Although there were several sub-groups designated, the nation was divided into four main racial groups: blacks, whites, Indians, and coloured. The whites were either immigrants from or descendants of English and Afrikans speaking immigrants from Europe.
There were two types of apartheid laws instituted: grand apartheid and petty apartheid. Grand apartheid was the separation of peoples along racial lines. The grand apartheid laws separated the cities into small townships where people were transferred to based on skin color. All interaction between the races was illegal. Petty apartheid laws were those dealing with everyday places such as beaches, clubs, restaurants, and the like.
An article on the website Stanford.edu states”that with the enactment of apartheid laws in 1948, racial discrimination was institutionalized. Race laws touched every part of social life, such as a prohibition of marriage between non-whites and whites, and the sanctioning of”white-only” jobs.”
The next such law was the Population Registration Act of 1950 which required people to carry an identification card indicating which racial group they belonged to.
In 1950 the Group Areas Act was passed. This apartheid law officially sanctioned the separation of the races into areas based solely on race. Forced removal was often implemented.
According to an article on the website africanhistory.about.com, the Reservation of Separate Amenities Act 0f 1953 was”forced segregation in all public amenities, public buildings, and public transportation with the purpose of eliminating contact between whites and other races. “Europeans Only” and “Non-Europeans Only” signs were put up. The act said that facilities provided for different races do not have to be equal.” (Boddy-Evans)
The Suppression of Communism Act of 1950 banned the South African Communist Party and any other party that subscribed to some form of Communism. The legislation was written in such a broad sense though, that any form of government that opposed apartheid could be prohibited regardless of whether it had anything to do with communism or not.
The Bantu Education Act of 1953 established a system of universities and schools that were tailored for individual races. With this type of educational system, it made it impossible for blacks to become anything other than common laborers.
While interracial contact in game was frowned upon, there were no official laws separating the races in sports.
Other nations, by way of the United Nations (UN) started to show concern with the apartheid laws in 1946, but it was deemed that this was an internal affair better left to the care of South Africa. Finally, in 1960, following the Sharpeville Massacre, where 69 protestors were killed by authorities, the UN agreed on a concerted action against apartheid. It was demanded that apartheid and racial segregation be eliminated in South Africa.

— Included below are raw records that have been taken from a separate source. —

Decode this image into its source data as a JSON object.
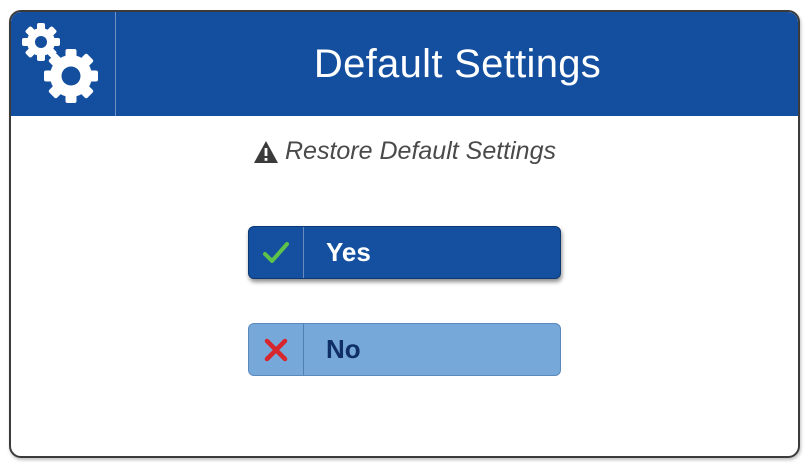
{
  "header": {
    "title": "Default Settings",
    "icon": "gears-icon"
  },
  "prompt": {
    "icon": "warning-icon",
    "text": "Restore Default Settings"
  },
  "buttons": {
    "yes": {
      "label": "Yes",
      "icon": "checkmark-icon",
      "icon_color": "#5cc24a"
    },
    "no": {
      "label": "No",
      "icon": "x-mark-icon",
      "icon_color": "#d8262e"
    }
  },
  "colors": {
    "header_bg": "#134f9e",
    "yes_bg": "#14509f",
    "no_bg": "#76a8da"
  }
}
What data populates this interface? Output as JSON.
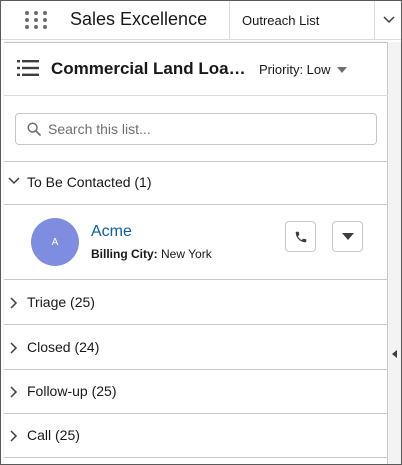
{
  "header": {
    "app_name": "Sales Excellence",
    "nav_tab": "Outreach List"
  },
  "list": {
    "title": "Commercial Land Loan ...",
    "priority_label": "Priority: Low"
  },
  "search": {
    "placeholder": "Search this list...",
    "value": ""
  },
  "sections": {
    "to_be_contacted": "To Be Contacted (1)",
    "triage": "Triage (25)",
    "closed": "Closed (24)",
    "follow_up": "Follow-up (25)",
    "call": "Call (25)"
  },
  "record": {
    "avatar_initial": "A",
    "avatar_color": "#7f8de1",
    "name": "Acme",
    "field_label": "Billing City:",
    "field_value": "New York"
  },
  "colors": {
    "link": "#0b5cab",
    "border": "#c9c7c5",
    "icon": "#706e6b"
  },
  "icons": {
    "app_launcher": "waffle-icon",
    "list": "list-icon",
    "search": "search-icon",
    "phone": "phone-icon",
    "expand": "chevron-right-icon",
    "collapse": "chevron-down-icon"
  }
}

In 1962 the UN passed Resolution 1761 which formally condemned the South African policies. Resolution 181 was passed in 1963 calling for a voluntary arms embargo against South Africa. Apartheid became formally illegal and was categorized as a crime against humanity, open to prosecution to some perpetrators.
During the 1980s, many leaders tried to reform apartheid in a bid to quell several uprisings, but to no avail. It had been determined that the only way to solve the problems in South Africa was to repeal the apartheid laws and in 1990 then President Frederik Willem de Klerk began negotiations to repeal them. Although all the apartheid laws were repealed in 1990, the recognized end of apartheid wasn’t until 1994 when South Africa held its first non-
Racial general elections which were won by the African National Congress under the leadership of Nelson Mandela, who only 4 years prior was released from prison after serving 27 years of a life sentence for leading protests against apartheid.